Ladang investasi bukan hanya deposito
A
A
A
Sindonews.com - Ke mana para kas surplus Indonesia menginvestasikan uangnya? Urutan pertama tentunya deposito dan urutan terakhir hampir pasti adalah obligasi dan saham. Jumlah investor saham kita yang hanya sekitar 0,1% atau 1 untuk setiap 1.000 penduduk sangat jauh di bawah mereka yang punya deposito bank.
Mengapa begitu sedikit orang Indonesia berinvestasi dalam saham? Ada yang langsung menjawab kalau rata-rata orang Indonesia masih belum cukup kaya untuk berinvestasi saham. Jawaban ini rasanya kurang tepat karena jumlah deposito yang dihimpun perbankan nasional kenyataannya mencapai ratusan triliun rupiah. Jika digabung dengan tabungan, dana pihak ketiga di perbankan bahkan mencapai lebih dari Rp2.000 triliun.
Sementara untuk menjadi investor saham cukup punya Rp1 juta. Selain itu, yang benar adalah kita harus berinvestasi saham untuk bisa kaya, dan bukan harus kaya untuk bisa investasi saham. Ada lagi yang mengatakan, karena orang kita umumnya takut risiko sehingga tidak punya nyali untuk membeli saham. Masalahnya, menyimpan uang lebih besar dari Rp100 juta di bank pun sekarang menghadapi risiko yang sama. Membuka usaha sekecil apapun juga mengandung risiko dan sulit untuk diminimumkan.
Para investor saham sebagian besar juga orang yang takut risiko dan bukan risk takers. Tidak sedikit juga yang berdalih main saham memerlukan pengetahuan yang cukup sehingga tidak cocok untuk sarana investasi kaum awam. Jawaban yang masuk akal tetapi ada jalan keluarnya yaitu mengikuti nasihat Peter Lynch dalam bukunya One Up On Wall Street. Lynch mengatakan, tidak sulit menemukan perusahaan yang bagus, karena produk bagus ada di sekitar kita.
Lagi pula, anda dapat berinvestasi saham secara tidak langsung yaitu melalui reksa dana saham.
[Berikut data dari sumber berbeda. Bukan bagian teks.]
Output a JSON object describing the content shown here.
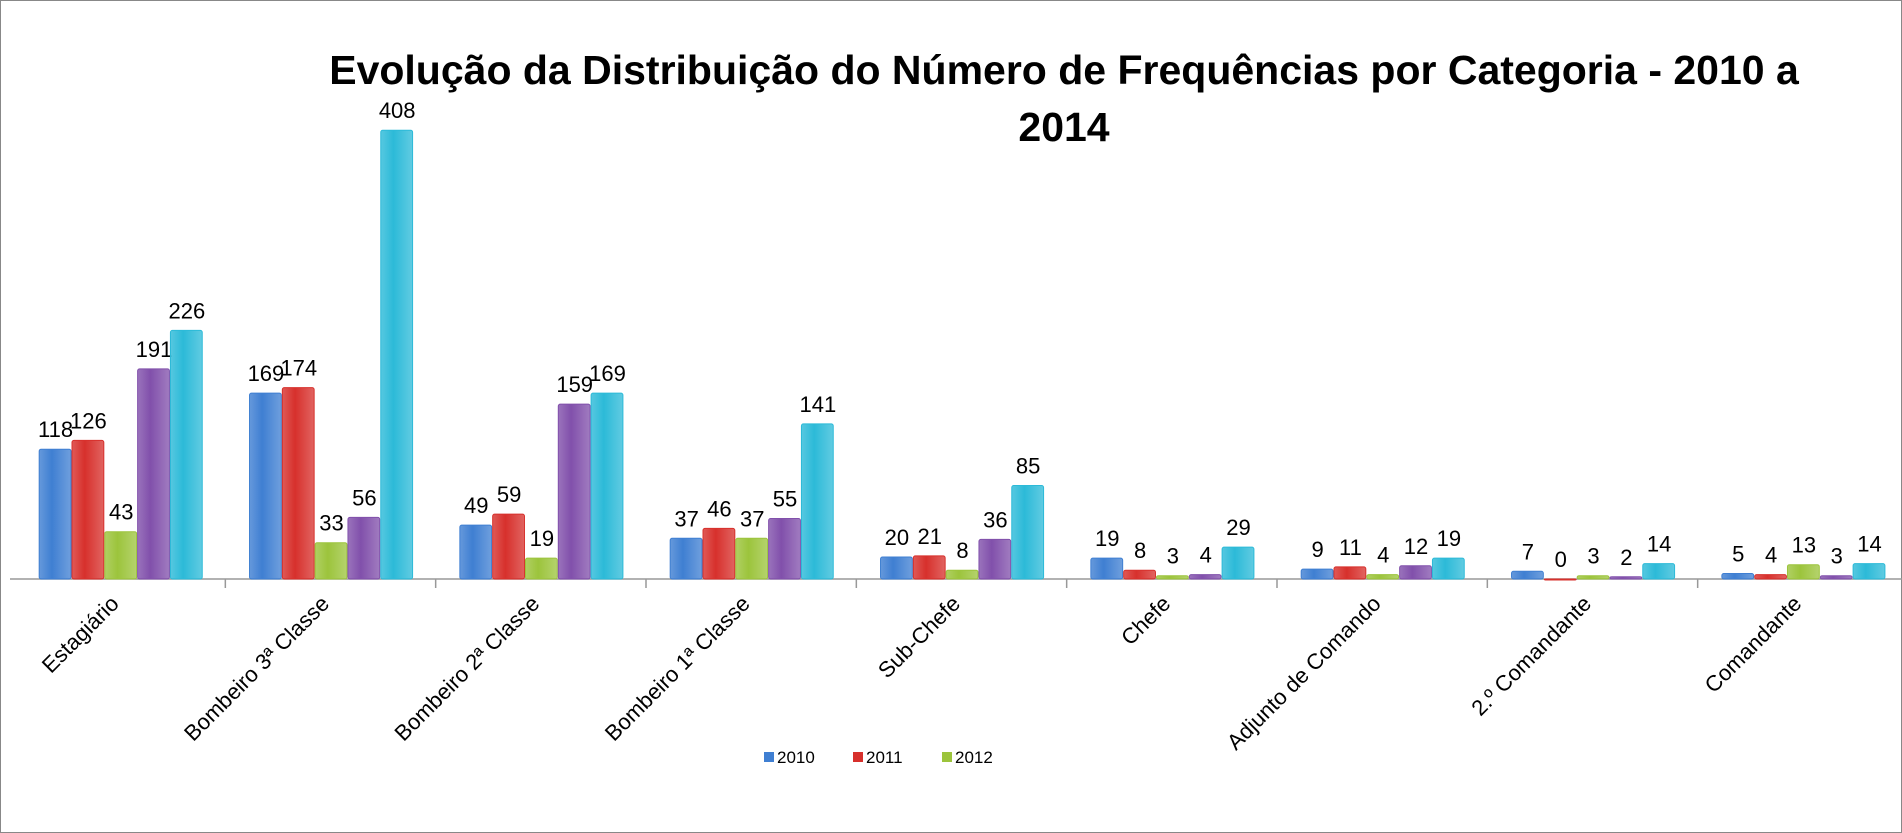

Jawaban yang paling ngawur adalah yang mengatakan berinvestasi saham itu spekulasi atau zero-sum game, istilah kerennya. Sangat disayangkan kalau berinvestasi saham disamakan dengan berjudi main black jack di kasino. Jawaban yang lebih tepat adalah karena masyarakat kita sangat gemar deposito alias masih deposito-minded.
Gencarnya pemerintah mengajak masyarakat menabung melalui tabanas dan taska beberapa dekade lalu membuahkan hasil. Masyarakat kita sangat mengenal deposito. Jika deposito sudah lama ada di Indonesia, investasi saham baru mulai ramai sekitar tahun 1989 tetapi agak loyo saat krisis menghantam Indonesia tahun 1998.
Bank-based
Sebelumnya mereka yang kas surplus tidak punya pilihan lain kecuali menyimpan uangnya di bank. Demikian juga perusahaan yang kas defisit hanya bisa mendapatkan dana dari bank. Sistem keuangan seperti ini disebut sistem keuangan berbasis bank atau bank-based. Jerman, Jepang, dan banyak negara berkembang menganut sistem keuangan ini.
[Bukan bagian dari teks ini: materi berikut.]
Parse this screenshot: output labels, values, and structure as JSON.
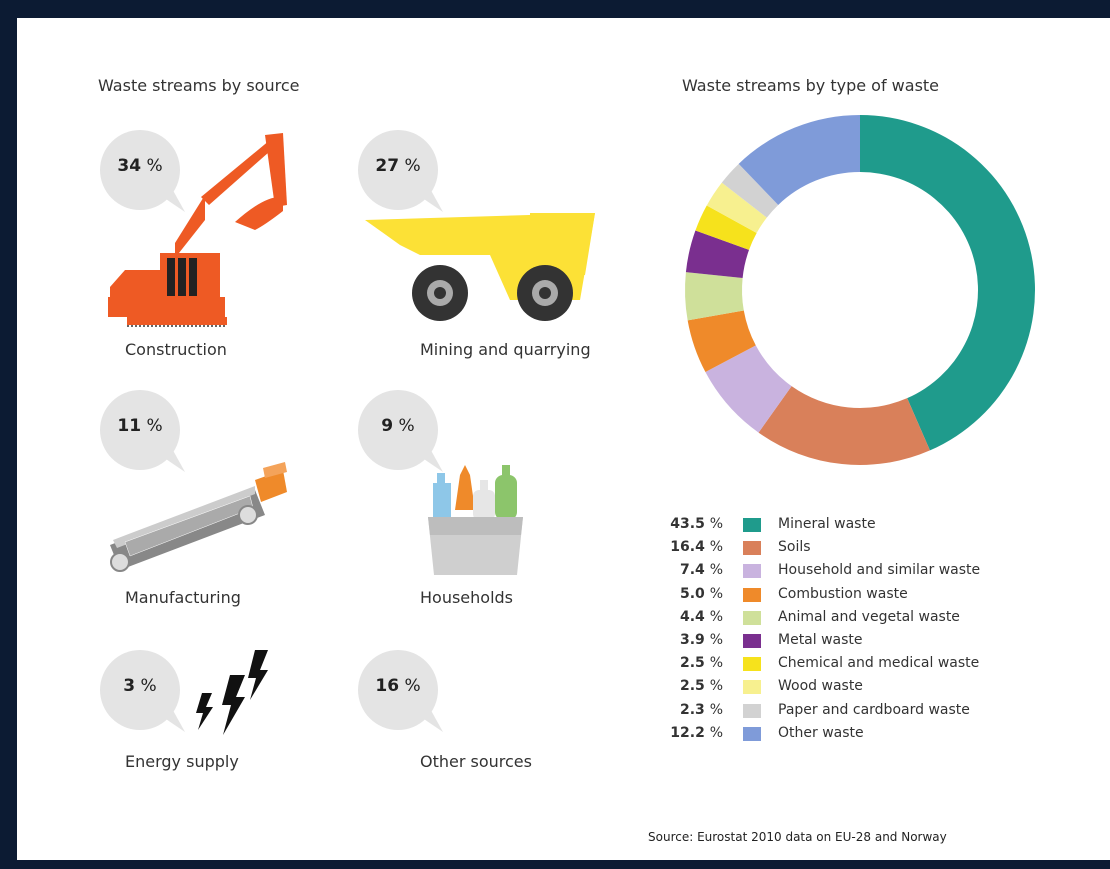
{
  "colors": {
    "frame": "#0c1b33",
    "panel": "#ffffff",
    "bubble": "#e4e4e4"
  },
  "left_title": "Waste streams by source",
  "right_title": "Waste streams by type of waste",
  "sources": [
    {
      "pct": "34",
      "unit": "%",
      "label": "Construction",
      "icon": "excavator-icon"
    },
    {
      "pct": "27",
      "unit": "%",
      "label": "Mining and quarrying",
      "icon": "dump-truck-icon"
    },
    {
      "pct": "11",
      "unit": "%",
      "label": "Manufacturing",
      "icon": "conveyor-belt-icon"
    },
    {
      "pct": "9",
      "unit": "%",
      "label": "Households",
      "icon": "household-bottles-icon"
    },
    {
      "pct": "3",
      "unit": "%",
      "label": "Energy supply",
      "icon": "lightning-icon"
    },
    {
      "pct": "16",
      "unit": "%",
      "label": "Other sources",
      "icon": ""
    }
  ],
  "chart_data": {
    "type": "pie",
    "title": "Waste streams by type of waste",
    "donut": true,
    "start": "12 o'clock, clockwise",
    "slices": [
      {
        "label": "Mineral waste",
        "value": 43.5,
        "value_text": "43.5",
        "color": "#1f9b8c"
      },
      {
        "label": "Soils",
        "value": 16.4,
        "value_text": "16.4",
        "color": "#d9805a"
      },
      {
        "label": "Household and similar waste",
        "value": 7.4,
        "value_text": "7.4",
        "color": "#c9b3df"
      },
      {
        "label": "Combustion waste",
        "value": 5.0,
        "value_text": "5.0",
        "color": "#ef8a2a"
      },
      {
        "label": "Animal and vegetal waste",
        "value": 4.4,
        "value_text": "4.4",
        "color": "#cfe09a"
      },
      {
        "label": "Metal waste",
        "value": 3.9,
        "value_text": "3.9",
        "color": "#7a2f8f"
      },
      {
        "label": "Chemical and medical waste",
        "value": 2.5,
        "value_text": "2.5",
        "color": "#f6e21c"
      },
      {
        "label": "Wood waste",
        "value": 2.5,
        "value_text": "2.5",
        "color": "#f7f08f"
      },
      {
        "label": "Paper and cardboard waste",
        "value": 2.3,
        "value_text": "2.3",
        "color": "#d2d2d2"
      },
      {
        "label": "Other waste",
        "value": 12.2,
        "value_text": "12.2",
        "color": "#7f9bd9"
      }
    ],
    "unit": "%"
  },
  "source_note": "Source: Eurostat 2010 data on EU-28 and Norway"
}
Pendukung sistem keuangan bank-based berpendapat kalau sistem ini lebih baik ketimbang market-based dalam mengatasi terjadinya asimetri informasi dan meminimumkan biaya keagenan terutama untuk negara-negara yang berada dalam tahapan awal pembangunan ekonominya. Tanpa ada bank, biaya yang harus dikeluarkan investor untuk memperoleh dan memproses informasi mengenai kondisi dan kinerja perusahaan menjadi sangat tinggi.
Keberadaan bank menurunkan risiko dan biaya pengawasan yang harus ditanggung investor publik. Pengawasan oleh bank sebagai kreditur jauh lebih efektif daripada pengawasan oleh sekumpulan kas surplus (investor) dengan informasi terbatas yang dimilikinya. Di sisi lain ada sistem keuangan berbasis pasar atau market-based yang dianut Amerika dan Inggris.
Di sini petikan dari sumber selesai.